Spaghetti and meatballs are a family favorite. On busy weeknights, I slow cook the meatballs and tomato sauce in a crock-pot. While we’re busy with after school activities, dinner is simmering away and ready when we get home. They are one of my son’s favorite meals.
Combine approximately 1.5 lbs of lean ground beef with .5 to .75 lbs of ground pork (more or less). Add approximately 1/2 cup of finely diced sweet onion, some dried oregano (approximately 1 teaspoon) and salt and pepper. For a softer meatball, you can also add a little milk (about 1/4 to 1/2 cup). With your clean hands, mix everything together distributing the ingredients. Form small balls and place in your crock pot.
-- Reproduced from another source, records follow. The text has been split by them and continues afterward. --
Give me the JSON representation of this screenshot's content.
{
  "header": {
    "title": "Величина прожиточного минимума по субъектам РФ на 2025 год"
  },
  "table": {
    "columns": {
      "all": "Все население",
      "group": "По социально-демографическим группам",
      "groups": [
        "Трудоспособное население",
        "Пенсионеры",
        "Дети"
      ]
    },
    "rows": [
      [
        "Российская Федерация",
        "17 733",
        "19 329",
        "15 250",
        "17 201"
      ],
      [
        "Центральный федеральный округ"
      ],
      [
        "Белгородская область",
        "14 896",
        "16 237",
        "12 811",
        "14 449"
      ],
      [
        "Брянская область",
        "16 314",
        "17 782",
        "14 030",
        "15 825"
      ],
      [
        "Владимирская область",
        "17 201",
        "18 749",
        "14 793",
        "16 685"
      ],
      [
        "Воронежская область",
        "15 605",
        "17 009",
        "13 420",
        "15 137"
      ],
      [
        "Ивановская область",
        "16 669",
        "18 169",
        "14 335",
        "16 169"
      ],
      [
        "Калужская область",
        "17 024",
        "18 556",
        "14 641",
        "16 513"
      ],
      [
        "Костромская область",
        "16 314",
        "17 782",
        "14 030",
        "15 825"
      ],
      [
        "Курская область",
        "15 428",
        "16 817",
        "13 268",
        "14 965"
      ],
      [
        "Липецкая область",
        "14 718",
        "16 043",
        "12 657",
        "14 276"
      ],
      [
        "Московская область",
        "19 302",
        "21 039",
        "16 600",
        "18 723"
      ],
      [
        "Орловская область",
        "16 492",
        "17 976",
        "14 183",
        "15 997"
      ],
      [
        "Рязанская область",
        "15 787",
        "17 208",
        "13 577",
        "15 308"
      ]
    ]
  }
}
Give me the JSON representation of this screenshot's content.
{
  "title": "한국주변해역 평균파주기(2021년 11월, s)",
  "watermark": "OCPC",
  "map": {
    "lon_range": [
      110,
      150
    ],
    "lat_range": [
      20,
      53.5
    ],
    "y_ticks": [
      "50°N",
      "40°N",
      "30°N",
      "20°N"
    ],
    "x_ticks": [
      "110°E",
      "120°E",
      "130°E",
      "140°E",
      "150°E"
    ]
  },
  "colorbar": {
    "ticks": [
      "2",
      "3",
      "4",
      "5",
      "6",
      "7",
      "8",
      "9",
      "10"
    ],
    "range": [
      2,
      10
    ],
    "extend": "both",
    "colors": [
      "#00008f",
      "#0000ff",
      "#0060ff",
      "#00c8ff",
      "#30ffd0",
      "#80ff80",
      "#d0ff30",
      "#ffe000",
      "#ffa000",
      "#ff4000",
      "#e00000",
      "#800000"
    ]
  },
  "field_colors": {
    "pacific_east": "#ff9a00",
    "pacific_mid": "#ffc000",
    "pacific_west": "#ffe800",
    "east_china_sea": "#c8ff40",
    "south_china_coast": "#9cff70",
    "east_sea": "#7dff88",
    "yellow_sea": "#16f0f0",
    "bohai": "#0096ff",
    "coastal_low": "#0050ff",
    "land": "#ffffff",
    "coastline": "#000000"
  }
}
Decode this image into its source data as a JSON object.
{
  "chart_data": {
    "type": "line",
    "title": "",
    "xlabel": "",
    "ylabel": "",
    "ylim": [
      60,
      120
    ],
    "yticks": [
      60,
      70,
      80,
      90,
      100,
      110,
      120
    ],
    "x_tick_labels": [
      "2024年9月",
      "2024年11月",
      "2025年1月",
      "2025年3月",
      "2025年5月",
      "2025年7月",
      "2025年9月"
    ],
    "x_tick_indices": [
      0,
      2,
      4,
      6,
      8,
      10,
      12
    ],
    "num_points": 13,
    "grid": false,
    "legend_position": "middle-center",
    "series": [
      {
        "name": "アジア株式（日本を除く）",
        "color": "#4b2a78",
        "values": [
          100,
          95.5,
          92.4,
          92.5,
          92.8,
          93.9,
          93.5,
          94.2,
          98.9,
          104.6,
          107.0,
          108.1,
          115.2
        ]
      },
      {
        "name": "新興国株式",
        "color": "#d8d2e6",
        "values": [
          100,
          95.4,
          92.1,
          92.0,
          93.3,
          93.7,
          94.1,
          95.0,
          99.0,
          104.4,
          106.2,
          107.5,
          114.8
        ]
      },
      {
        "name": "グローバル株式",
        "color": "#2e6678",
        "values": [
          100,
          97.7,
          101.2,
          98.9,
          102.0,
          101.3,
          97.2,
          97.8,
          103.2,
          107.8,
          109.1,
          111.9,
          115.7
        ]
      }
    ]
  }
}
Refrigerate your meatballs until you’re ready to cook them. They will take approximately 3 hours on high or 5 hours on low. Ready to cook? Add one jar of your favorite tomato sauce and half to 1 full can of tomato paste (depending on how saucy you like your tomato sauce). I prefer Classico, tomato and basil. If you find there is too much grease rendered from the meat after cooking, use a turkey baster to remove some of the excess oil on the surface. Follow the package directions for your favorite pasta until it is cooked el dente. In a large pan or warmed pasta bowl, combine the pasta with the meatballs and sauce. Gently toss with tongs and top with freshly grated Parmesan cheese and a splash of extra virgin olive oil. Buon appetito!